Barriers and Spermicides

Occasional questions arise about the possibility that the efficacy of barrier methods could be reduced by immersion and dilution of the spermicidal agents if water washes in and out of the vagina. The amount of flushing action in a wet suit is probably minimal; and obviously, is not a consideration for dry suits.


Intrauterine devices (IUDs) pose no hazard for the female diver. With use, however, menstrual flow is increased in amount and duration of flow. This can be a great inconvenience if a woman is diving in a remote locale or on a boat with no sanitary facilities or privacy.

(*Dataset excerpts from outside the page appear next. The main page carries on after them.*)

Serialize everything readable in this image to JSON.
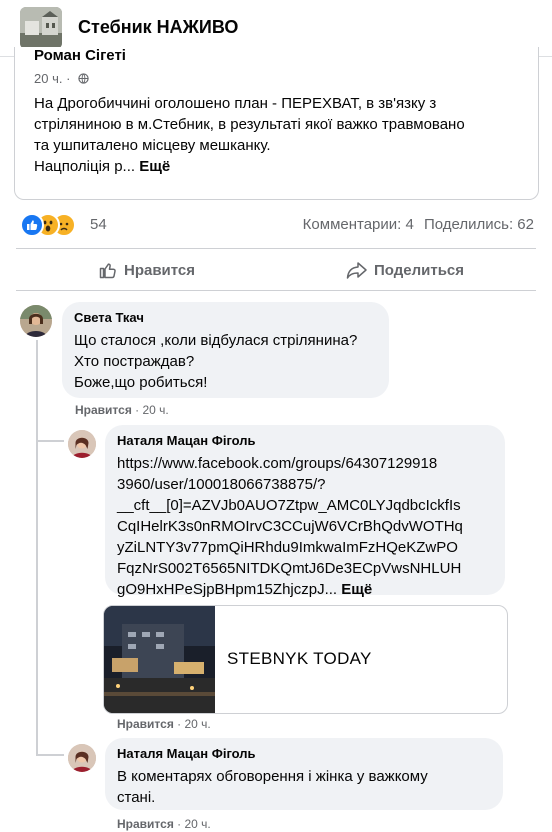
{
  "group": {
    "title": "Стебник НАЖИВО"
  },
  "post": {
    "author": "Роман Сігеті",
    "time": "20 ч.",
    "lines": [
      "На Дрогобиччині  оголошено план - ПЕРЕХВАТ, в зв'язку з",
      "стріляниною в м.Стебник, в результаті якої важко травмовано",
      "та ушпиталено місцеву мешканку.",
      "Нацполіція р..."
    ],
    "more": "Ещё"
  },
  "stats": {
    "reactions_count": "54",
    "reaction_icons": [
      "like-icon",
      "wow-icon",
      "sad-icon"
    ],
    "comments": "Комментарии: 4",
    "shares": "Поделились: 62"
  },
  "actions": {
    "like": "Нравится",
    "share": "Поделиться"
  },
  "comments": [
    {
      "name": "Света Ткач",
      "lines": [
        "Що сталося ,коли відбулася стрілянина?",
        "Хто постраждав?",
        "Боже,що робиться!"
      ],
      "like": "Нравится",
      "time": "20 ч."
    },
    {
      "name": "Наталя Мацан Фіголь",
      "lines": [
        "https://www.facebook.com/groups/64307129918",
        "3960/user/100018066738875/?",
        "__cft__[0]=AZVJb0AUO7Ztpw_AMC0LYJqdbcIckfIs",
        "CqIHelrK3s0nRMOIrvC3CCujW6VCrBhQdvWOTHq",
        "yZiLNTY3v77pmQiHRhdu9ImkwaImFzHQeKZwPO",
        "FqzNrS002T6565NITDKQmtJ6De3ECpVwsNHLUH",
        "gO9HxHPeSjpBHpm15ZhjczpJ..."
      ],
      "more": "Ещё",
      "link_preview_title": "STEBNYK TODAY",
      "like": "Нравится",
      "time": "20 ч."
    },
    {
      "name": "Наталя Мацан Фіголь",
      "lines": [
        "В коментарях обговорення і жінка у важкому",
        "стані."
      ],
      "like": "Нравится",
      "time": "20 ч."
    }
  ],
  "colors": {
    "accent": "#1877f2",
    "secondary_text": "#65676b",
    "bubble": "#f0f2f5"
  }
}
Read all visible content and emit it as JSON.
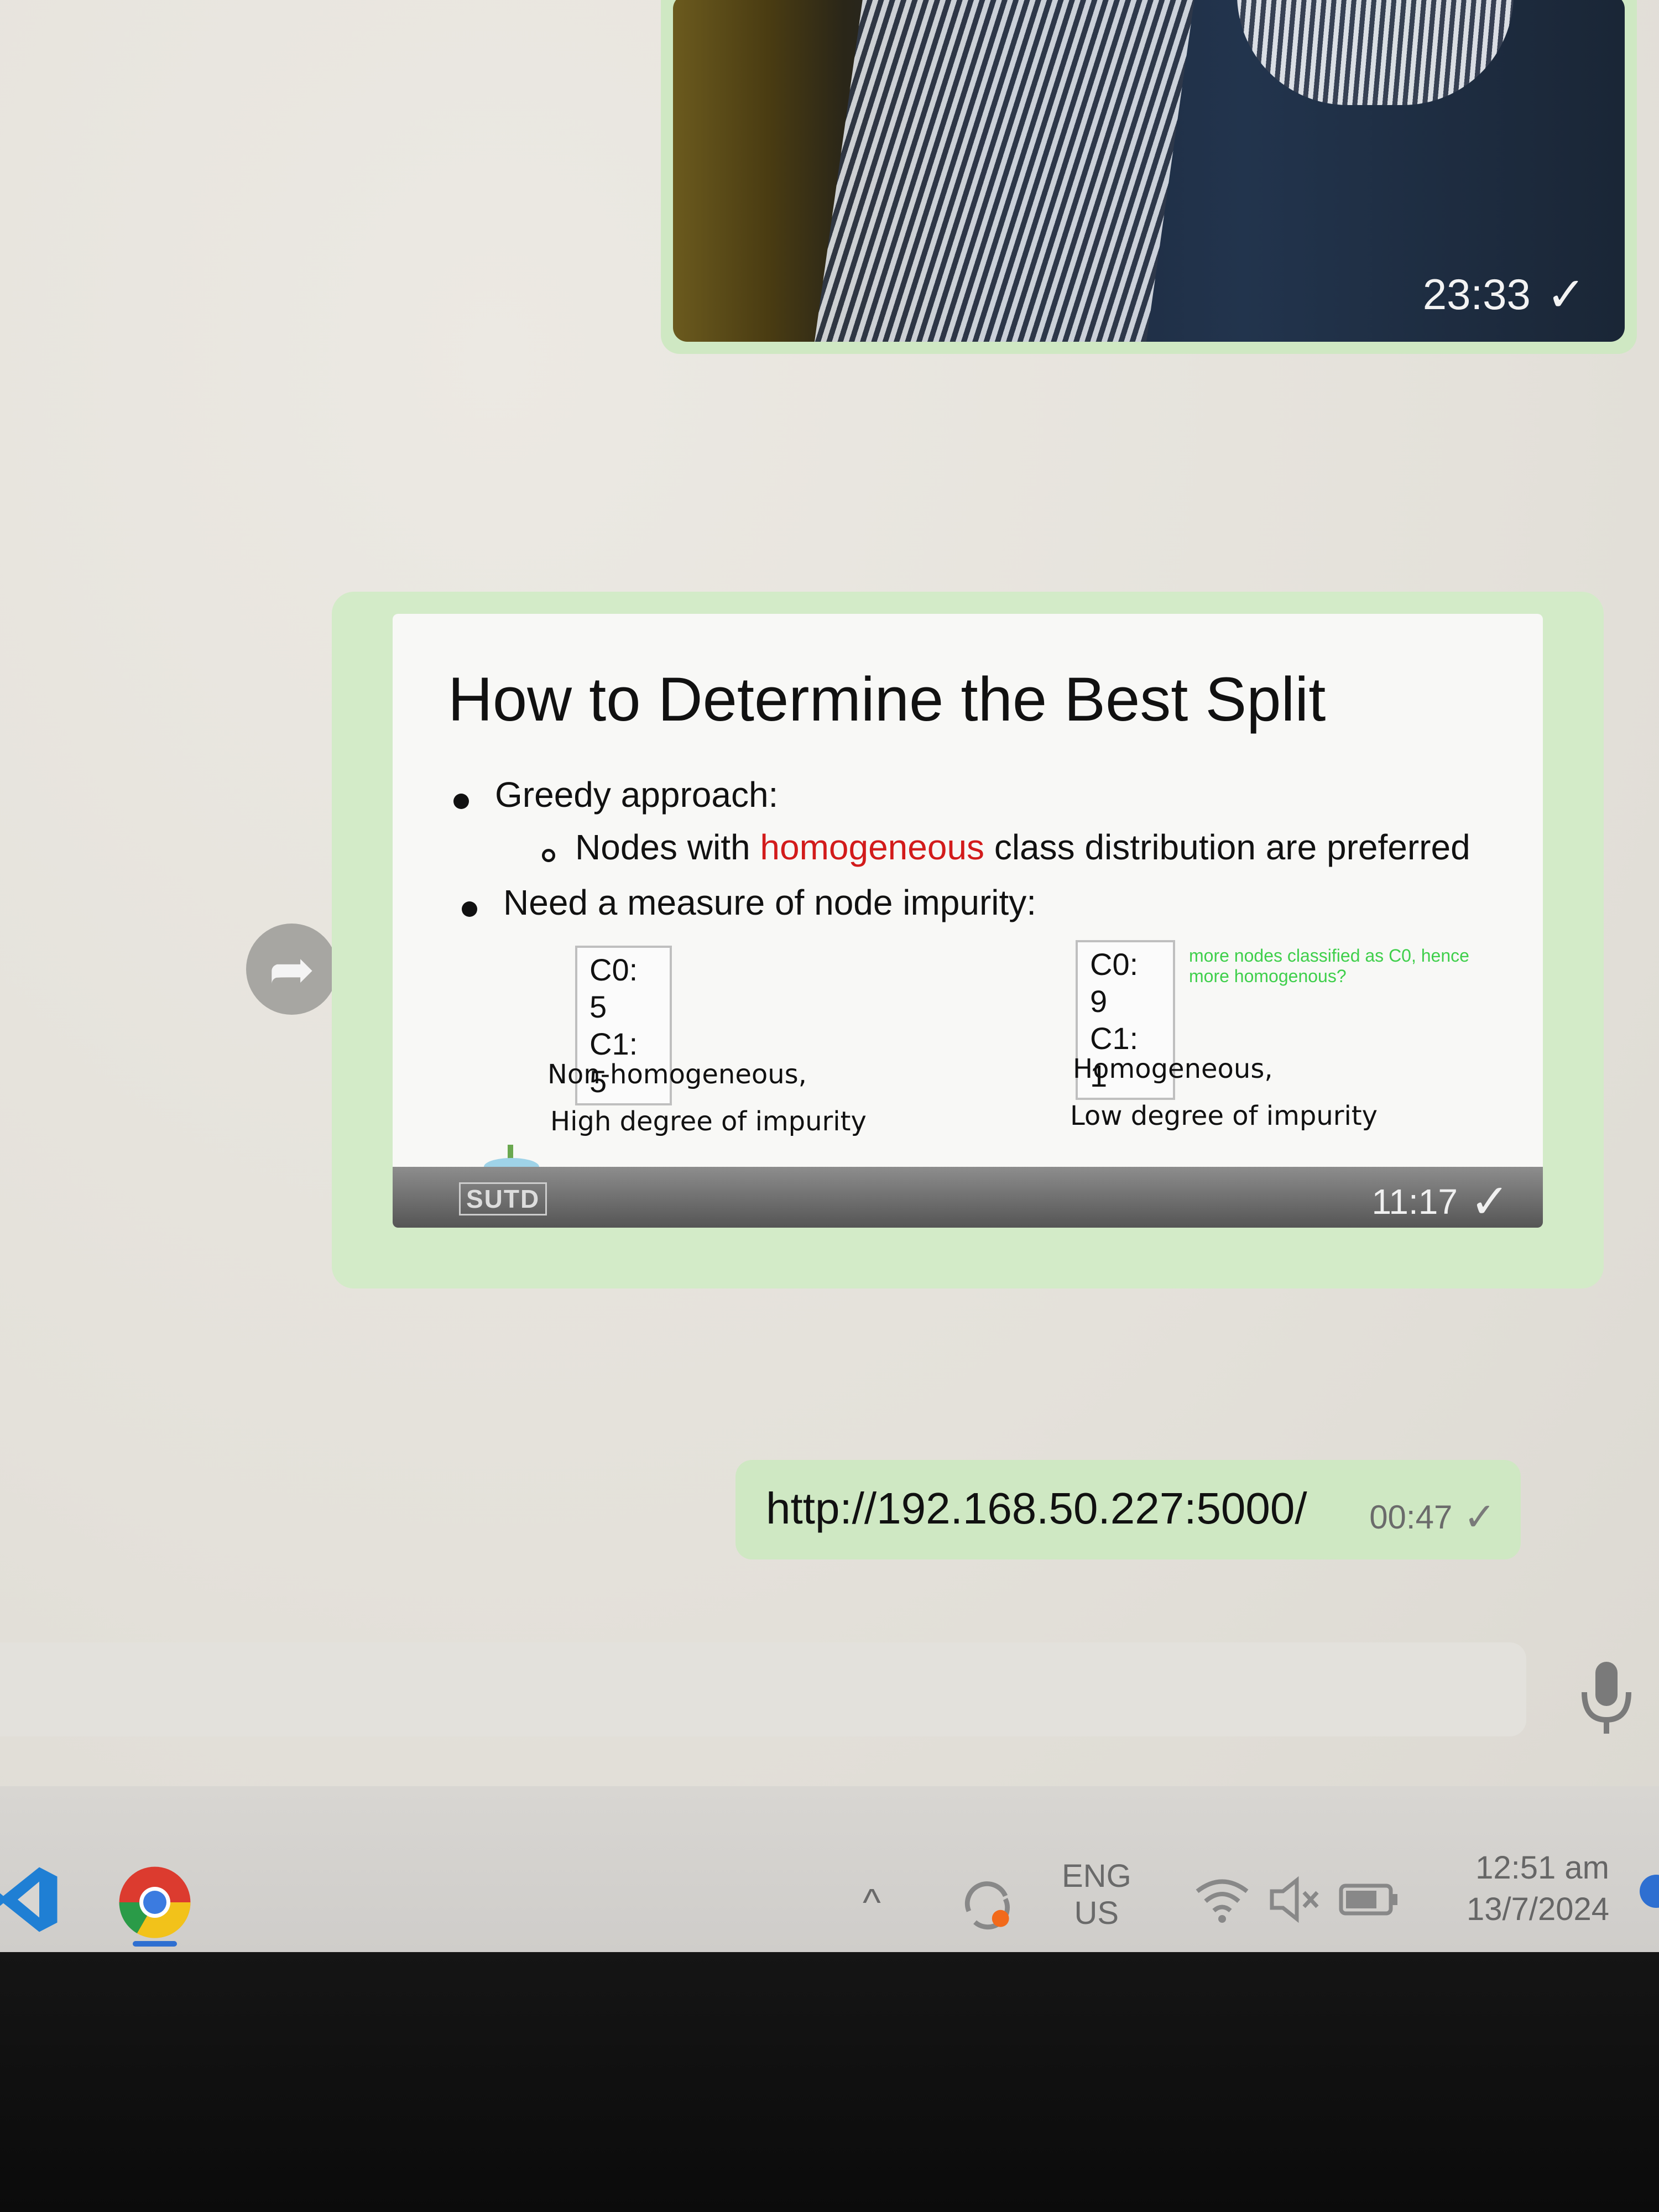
{
  "top_photo": {
    "time": "23:33",
    "status_icon": "check-icon"
  },
  "slide_message": {
    "title": "How to Determine the Best Split",
    "bullet1": "Greedy approach:",
    "sub_bullet_pre": "Nodes with ",
    "sub_bullet_highlight": "homogeneous",
    "sub_bullet_post": " class distribution are preferred",
    "bullet2": "Need a measure of node impurity:",
    "left_box": {
      "line1": "C0: 5",
      "line2": "C1: 5"
    },
    "left_caption1": "Non-homogeneous,",
    "left_caption2": "High degree of impurity",
    "right_box": {
      "line1": "C0: 9",
      "line2": "C1: 1"
    },
    "right_caption1": "Homogeneous,",
    "right_caption2": "Low degree of impurity",
    "annotation": "more nodes classified as C0, hence more homogenous?",
    "footer_logo": "SUTD",
    "time": "11:17",
    "highlight_color": "#d21b1b",
    "annotation_color": "#3fcf4b"
  },
  "link_message": {
    "text": "http://192.168.50.227:5000/",
    "time": "00:47"
  },
  "taskbar": {
    "language_line1": "ENG",
    "language_line2": "US",
    "clock_time": "12:51 am",
    "clock_date": "13/7/2024",
    "icons": [
      "vscode-icon",
      "chrome-icon",
      "chevron-up-icon",
      "sync-icon",
      "wifi-icon",
      "volume-muted-icon",
      "battery-icon"
    ]
  }
}
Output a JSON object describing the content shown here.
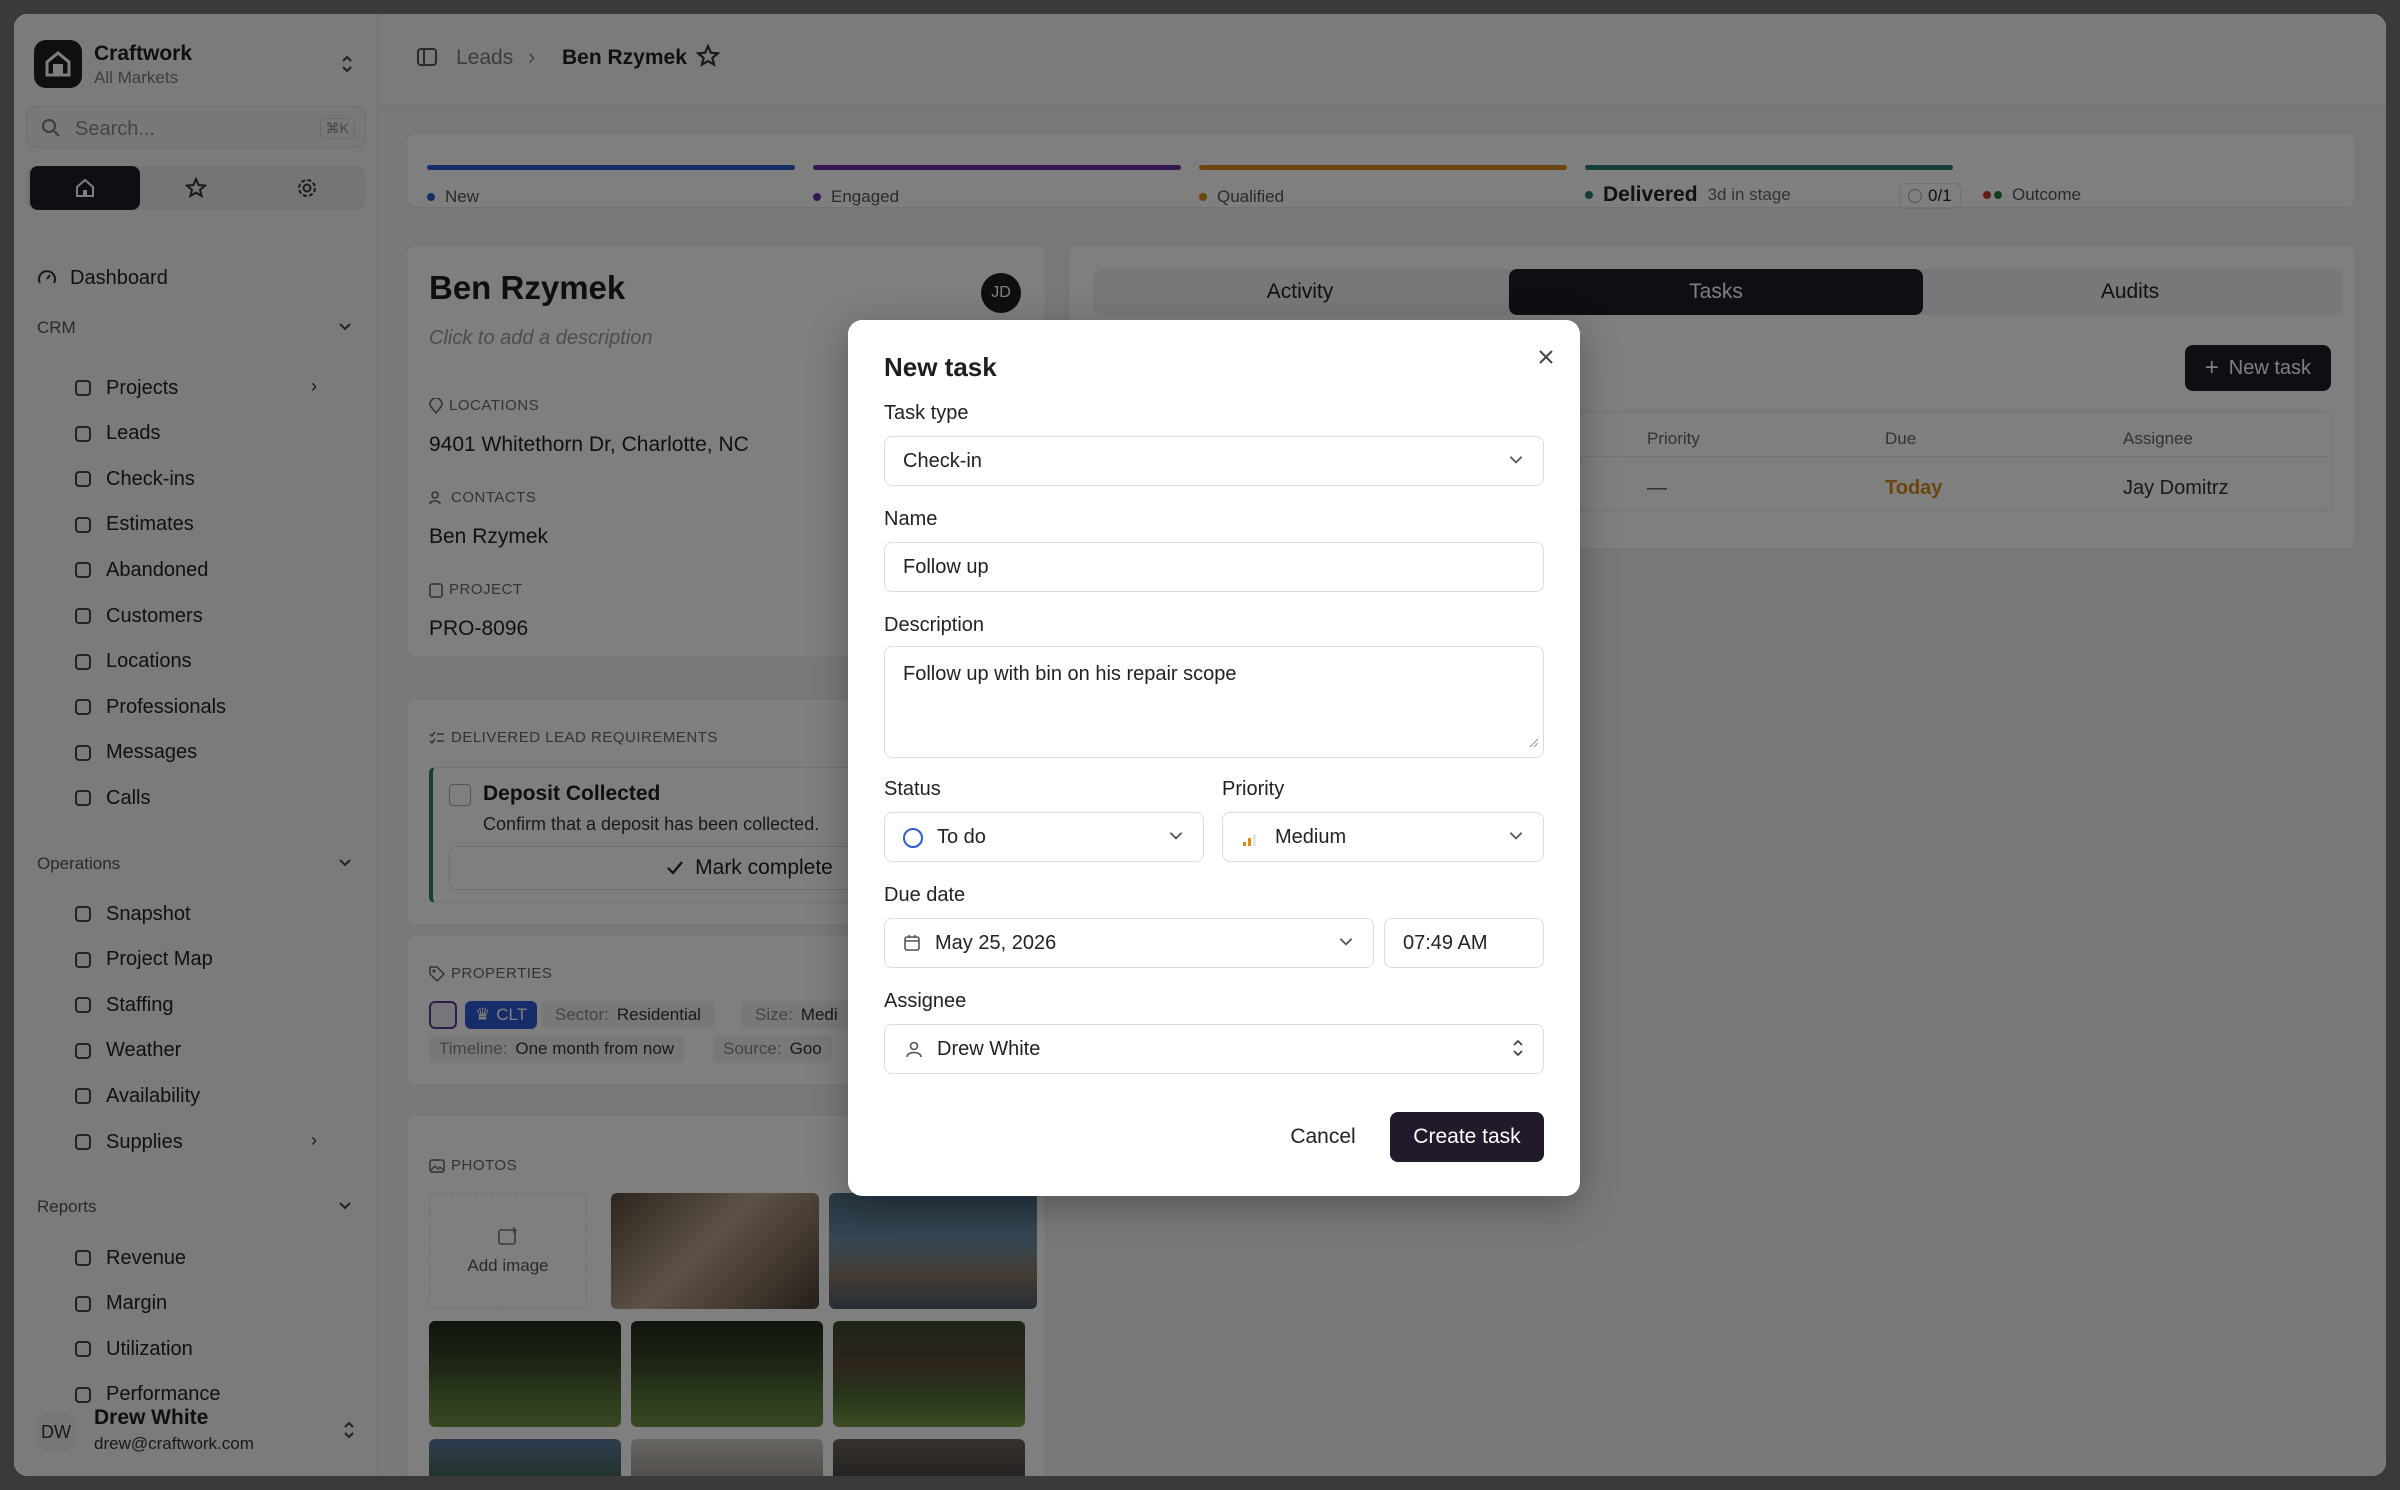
{
  "brand": {
    "name": "Craftwork",
    "subtitle": "All Markets"
  },
  "search": {
    "placeholder": "Search...",
    "shortcut": "⌘K"
  },
  "sidebar": {
    "dashboard": "Dashboard",
    "crm_header": "CRM",
    "crm_items": [
      "Projects",
      "Leads",
      "Check-ins",
      "Estimates",
      "Abandoned",
      "Customers",
      "Locations",
      "Professionals",
      "Messages",
      "Calls"
    ],
    "ops_header": "Operations",
    "ops_items": [
      "Snapshot",
      "Project Map",
      "Staffing",
      "Weather",
      "Availability",
      "Supplies"
    ],
    "reports_header": "Reports",
    "reports_items": [
      "Revenue",
      "Margin",
      "Utilization",
      "Performance"
    ]
  },
  "user": {
    "initials": "DW",
    "name": "Drew White",
    "email": "drew@craftwork.com"
  },
  "breadcrumb": {
    "parent": "Leads",
    "current": "Ben Rzymek"
  },
  "stages": [
    {
      "label": "New",
      "color": "#2f5bd3"
    },
    {
      "label": "Engaged",
      "color": "#6b2fa3"
    },
    {
      "label": "Qualified",
      "color": "#d88a1c"
    },
    {
      "label": "Delivered",
      "color": "#2b7a72",
      "meta": "3d in stage",
      "count": "0/1"
    },
    {
      "label": "Outcome",
      "color": "#c43c3c"
    }
  ],
  "lead": {
    "name": "Ben Rzymek",
    "description_placeholder": "Click to add a description",
    "owner_initials": "JD",
    "locations_label": "LOCATIONS",
    "location": "9401 Whitethorn Dr, Charlotte, NC",
    "contacts_label": "CONTACTS",
    "contact": "Ben Rzymek",
    "project_label": "PROJECT",
    "project": "PRO-8096"
  },
  "requirements": {
    "header": "DELIVERED LEAD REQUIREMENTS",
    "title": "Deposit Collected",
    "desc": "Confirm that a deposit has been collected.",
    "action": "Mark complete"
  },
  "properties": {
    "header": "PROPERTIES",
    "market": "CLT",
    "sector_label": "Sector:",
    "sector": "Residential",
    "size_label": "Size:",
    "size": "Medi",
    "timeline_label": "Timeline:",
    "timeline": "One month from now",
    "source_label": "Source:",
    "source": "Goo"
  },
  "photos": {
    "header": "PHOTOS",
    "add": "Add image"
  },
  "tabs": [
    "Activity",
    "Tasks",
    "Audits"
  ],
  "tasks": {
    "new_button": "New task",
    "columns": [
      "Priority",
      "Due",
      "Assignee"
    ],
    "row": {
      "priority": "—",
      "due": "Today",
      "assignee": "Jay Domitrz"
    }
  },
  "modal": {
    "title": "New task",
    "task_type_label": "Task type",
    "task_type": "Check-in",
    "name_label": "Name",
    "name": "Follow up",
    "description_label": "Description",
    "description": "Follow up with bin on his repair scope",
    "status_label": "Status",
    "status": "To do",
    "priority_label": "Priority",
    "priority": "Medium",
    "due_label": "Due date",
    "due_date": "May 25, 2026",
    "due_time": "07:49 AM",
    "assignee_label": "Assignee",
    "assignee": "Drew White",
    "cancel": "Cancel",
    "create": "Create task"
  }
}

To date, there have not been a significant pool of women who:

  • are post menopausal and at risk of osteoporosis (menopause average at 50, osteopenia at 60-65, and fractures starting at 70-75); and
  • have a significant diving experience including appropriate number of dives at profound depth which put them at risk for osteonecrosis.

Therefore, we have no data on coincident osteoporosis and osteonecrosis in women at risk (or men for that matter).

Implications in Diving

The pathophysiologic mechanisms leading to osteoporosis and osteonecrosis are different. Osteoporosis results from decreases in osteoblast activity and relative increase of osteoclast activity, resulting in bone resorption and demineralization. The infarction of the microcirculation of bone is the triggering mechanism for osteonecrosis.

Women are at increased risk for osteoporosis given that their overall lifetime peak bone mass is lower than men’s and that the loss of estrogen during menopause greatly accelerates the rate of bone demineralization.

All we can say at this point is that women should dive as conservatively as possible, thereby trying to minimize their risks of osteonecrosis, so as not to impose this bone damaging disease on top of their already increased risk of fracture due to Type I estrogen-dependent osteoporosis.

Donna M. Uguccioni, M.S., Richard Moon, M.D. and Maida Beth Taylor, M.D.